Die Startorte befinden sich immer in der Nähe oder direkt am Bahnhof, sodass die Anreise von überall gut mit dem Zug erfolgen kann. Das Beste ist, dass mit Rent-a-Bike ein starker Partner an der Seite der SlowUps steht und an jedem Startort – und manchmal auch an weiteren Orten entlang der Strecke – ein E-Bike gemietet werden kann. Das funktioniert ganz einfach im Vorfeld per Online-Buchung. Häufig gibt es dafür auch spezielle Angebote. Daneben kann man über die Famigros Räder leihen, auch Trekkingbikes, Anhänger und sogar Helme (üblich in der Schweiz!).

Unterwegs findet man ein buntes Rahmenprogramm. Anwohnerinnen und Anwohner lassen sich häufig etwas Tolles einfallen. Da wird eine Garageneinfahrt zum Hofcafé, oder man bekommt per Gartenschlauch an heißen Tagen eine Abkühlung. Entlang der Strecke warten zahlreiche Einkehrmöglichkeiten: Eis, Kuchen, Bratwurst oder andere Spezialitäten.

Die Teilnahme am SlowUp ist immer kostenlos. Unterwegs hat man die Möglichkeit, mit einer Spende seiner Wahl die Idee des SlowUps zu unterstützen. Zahlreiche ehrenamtliche Helferinnen und Helfer sind an einem SlowUp-Sonntag im Einsatz, sperren Straßen ab und helfen gerne und freundlich weiter.
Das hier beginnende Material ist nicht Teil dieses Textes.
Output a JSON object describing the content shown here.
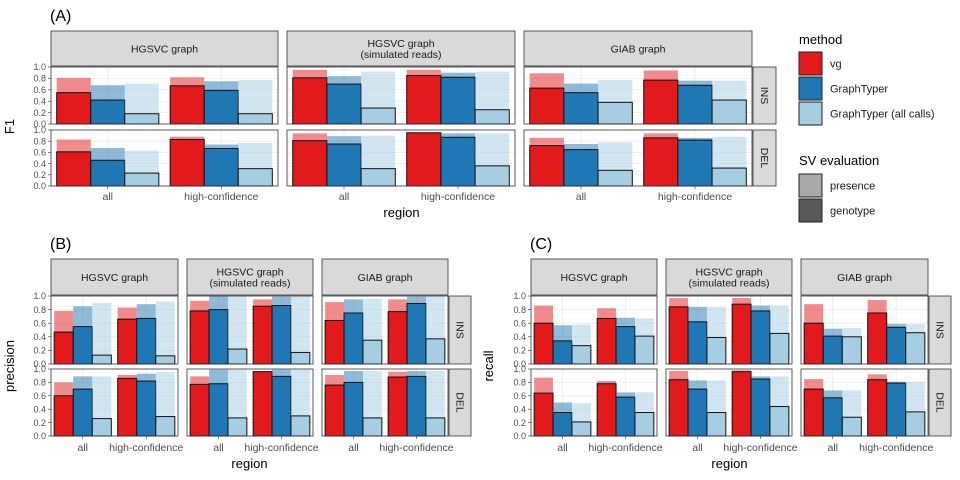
{
  "chart_data": [
    {
      "panel_label": "(A)",
      "type": "bar",
      "ylabel": "F1",
      "xlabel": "region",
      "ylim": [
        0,
        1
      ],
      "y_ticks": [
        "0.0",
        "0.2",
        "0.4",
        "0.6",
        "0.8",
        "1.0"
      ],
      "columns": [
        "HGSVC graph",
        "HGSVC graph\n(simulated reads)",
        "GIAB graph"
      ],
      "rows": [
        "INS",
        "DEL"
      ],
      "categories": [
        "all",
        "high-confidence"
      ],
      "series_names": [
        "vg",
        "GraphTyper",
        "GraphTyper (all calls)"
      ],
      "data": [
        [
          [
            [
              0.55,
              0.81
            ],
            [
              0.42,
              0.68
            ],
            [
              0.18,
              0.71
            ],
            [
              0.67,
              0.82
            ],
            [
              0.59,
              0.75
            ],
            [
              0.18,
              0.77
            ]
          ],
          [
            [
              0.81,
              0.95
            ],
            [
              0.7,
              0.84
            ],
            [
              0.28,
              0.92
            ],
            [
              0.85,
              0.95
            ],
            [
              0.82,
              0.9
            ],
            [
              0.25,
              0.92
            ]
          ],
          [
            [
              0.63,
              0.89
            ],
            [
              0.55,
              0.71
            ],
            [
              0.38,
              0.77
            ],
            [
              0.77,
              0.94
            ],
            [
              0.68,
              0.76
            ],
            [
              0.42,
              0.76
            ]
          ]
        ],
        [
          [
            [
              0.61,
              0.83
            ],
            [
              0.46,
              0.68
            ],
            [
              0.23,
              0.63
            ],
            [
              0.83,
              0.88
            ],
            [
              0.67,
              0.74
            ],
            [
              0.31,
              0.77
            ]
          ],
          [
            [
              0.81,
              0.94
            ],
            [
              0.75,
              0.89
            ],
            [
              0.31,
              0.9
            ],
            [
              0.95,
              0.96
            ],
            [
              0.87,
              0.94
            ],
            [
              0.36,
              0.94
            ]
          ],
          [
            [
              0.72,
              0.86
            ],
            [
              0.65,
              0.75
            ],
            [
              0.28,
              0.78
            ],
            [
              0.86,
              0.94
            ],
            [
              0.82,
              0.86
            ],
            [
              0.32,
              0.88
            ]
          ]
        ]
      ]
    },
    {
      "panel_label": "(B)",
      "type": "bar",
      "ylabel": "precision",
      "xlabel": "region",
      "ylim": [
        0,
        1
      ],
      "y_ticks": [
        "0.0",
        "0.2",
        "0.4",
        "0.6",
        "0.8",
        "1.0"
      ],
      "columns": [
        "HGSVC graph",
        "HGSVC graph\n(simulated reads)",
        "GIAB graph"
      ],
      "rows": [
        "INS",
        "DEL"
      ],
      "categories": [
        "all",
        "high-confidence"
      ],
      "series_names": [
        "vg",
        "GraphTyper",
        "GraphTyper (all calls)"
      ],
      "data": [
        [
          [
            [
              0.47,
              0.78
            ],
            [
              0.55,
              0.85
            ],
            [
              0.13,
              0.9
            ],
            [
              0.66,
              0.83
            ],
            [
              0.67,
              0.88
            ],
            [
              0.12,
              0.92
            ]
          ],
          [
            [
              0.78,
              0.93
            ],
            [
              0.8,
              1.0
            ],
            [
              0.22,
              1.0
            ],
            [
              0.85,
              0.95
            ],
            [
              0.86,
              0.99
            ],
            [
              0.17,
              0.99
            ]
          ],
          [
            [
              0.64,
              0.91
            ],
            [
              0.75,
              0.95
            ],
            [
              0.35,
              0.96
            ],
            [
              0.77,
              0.95
            ],
            [
              0.89,
              0.99
            ],
            [
              0.37,
              0.99
            ]
          ]
        ],
        [
          [
            [
              0.6,
              0.8
            ],
            [
              0.7,
              0.89
            ],
            [
              0.26,
              0.89
            ],
            [
              0.86,
              0.91
            ],
            [
              0.82,
              0.93
            ],
            [
              0.29,
              0.95
            ]
          ],
          [
            [
              0.77,
              0.89
            ],
            [
              0.78,
              0.99
            ],
            [
              0.27,
              0.99
            ],
            [
              0.96,
              0.97
            ],
            [
              0.89,
              0.99
            ],
            [
              0.3,
              0.99
            ]
          ],
          [
            [
              0.76,
              0.91
            ],
            [
              0.8,
              0.97
            ],
            [
              0.27,
              0.97
            ],
            [
              0.88,
              0.96
            ],
            [
              0.89,
              0.97
            ],
            [
              0.27,
              0.97
            ]
          ]
        ]
      ]
    },
    {
      "panel_label": "(C)",
      "type": "bar",
      "ylabel": "recall",
      "xlabel": "region",
      "ylim": [
        0,
        1
      ],
      "y_ticks": [
        "0.0",
        "0.2",
        "0.4",
        "0.6",
        "0.8",
        "1.0"
      ],
      "columns": [
        "HGSVC graph",
        "HGSVC graph\n(simulated reads)",
        "GIAB graph"
      ],
      "rows": [
        "INS",
        "DEL"
      ],
      "categories": [
        "all",
        "high-confidence"
      ],
      "series_names": [
        "vg",
        "GraphTyper",
        "GraphTyper (all calls)"
      ],
      "data": [
        [
          [
            [
              0.6,
              0.86
            ],
            [
              0.34,
              0.57
            ],
            [
              0.27,
              0.58
            ],
            [
              0.67,
              0.82
            ],
            [
              0.55,
              0.68
            ],
            [
              0.41,
              0.67
            ]
          ],
          [
            [
              0.84,
              0.97
            ],
            [
              0.62,
              0.84
            ],
            [
              0.39,
              0.84
            ],
            [
              0.88,
              0.97
            ],
            [
              0.78,
              0.86
            ],
            [
              0.45,
              0.86
            ]
          ],
          [
            [
              0.6,
              0.88
            ],
            [
              0.41,
              0.52
            ],
            [
              0.4,
              0.53
            ],
            [
              0.75,
              0.94
            ],
            [
              0.54,
              0.59
            ],
            [
              0.46,
              0.59
            ]
          ]
        ],
        [
          [
            [
              0.64,
              0.87
            ],
            [
              0.35,
              0.5
            ],
            [
              0.21,
              0.49
            ],
            [
              0.78,
              0.82
            ],
            [
              0.58,
              0.65
            ],
            [
              0.35,
              0.65
            ]
          ],
          [
            [
              0.84,
              0.97
            ],
            [
              0.7,
              0.83
            ],
            [
              0.35,
              0.83
            ],
            [
              0.96,
              0.98
            ],
            [
              0.85,
              0.89
            ],
            [
              0.44,
              0.89
            ]
          ],
          [
            [
              0.7,
              0.85
            ],
            [
              0.57,
              0.68
            ],
            [
              0.28,
              0.68
            ],
            [
              0.84,
              0.92
            ],
            [
              0.79,
              0.81
            ],
            [
              0.36,
              0.81
            ]
          ]
        ]
      ]
    }
  ],
  "legend": {
    "method_title": "method",
    "methods": [
      {
        "label": "vg",
        "color": "#E31A1C"
      },
      {
        "label": "GraphTyper",
        "color": "#1F78B4"
      },
      {
        "label": "GraphTyper (all calls)",
        "color": "#A6CEE3"
      }
    ],
    "eval_title": "SV evaluation",
    "evals": [
      {
        "label": "presence",
        "color": "#A9A9A9"
      },
      {
        "label": "genotype",
        "color": "#595959"
      }
    ]
  },
  "colors": {
    "strip_bg": "#D9D9D9",
    "strip_border": "#333333",
    "grid_major": "#EBEBEB",
    "grid_minor": "#F5F5F5",
    "presence_alpha": 0.5
  }
}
Das geht sogar so weit, dass es an kritischen Punkten Umleitungen für Menschen mit Beeinträchtigungen gibt und an stärkeren Steigungen oder Abfahrten sogenannte Shuttles für Inlineskaterinnen und Inlineskater eingesetzt werden, bei denen man z. B. mit dem E-Bike den Berg hinaufgezogen wird.

Da der SlowUp größtenteils über Sponsoren finanziert wird, findet man diese auch entlang der Strecke. Dort werden dann Süßigkeiten oder gekühlte Getränke verteilt, manchmal gibt es sogar Wasserduschen. Es ist jedoch nie aufdringlich.

Der Begriff „SlowUp“ ist markenrechtlich geschützt. Damit wird sichergestellt, dass die Qualitätskriterien eingehalten werden und alle gleichermaßen davon profitieren. Mittlerweile geht SlowUp über die Grenzen hinaus, denn einige Strecken führen auch über deutsches, französisches oder liechtensteinisches Gebiet. Vor allem die Veranstaltung im Dreiländereck Basel ist mit sechs Grenzquerungen ein echtes Highlight – auch, weil sie mit 70 Kilometern Länge die längste ist. Einen Berg-SlowUp gibt es ebenfalls: Beim Mountain Albula geht es auf den gleichnamigen, 2.312 Meter hohen Pass.

Die Saison 2026 startet am 19. April im Tessin, kurz danach geht es um den Murtensee. Alle Informationen finden sich auf der Homepage unter www.slowup.ch. Dort findet man neben den Terminen auch Tipps zur Anreise, Informationen zum Rahmenprogramm und eine Streckenübersicht.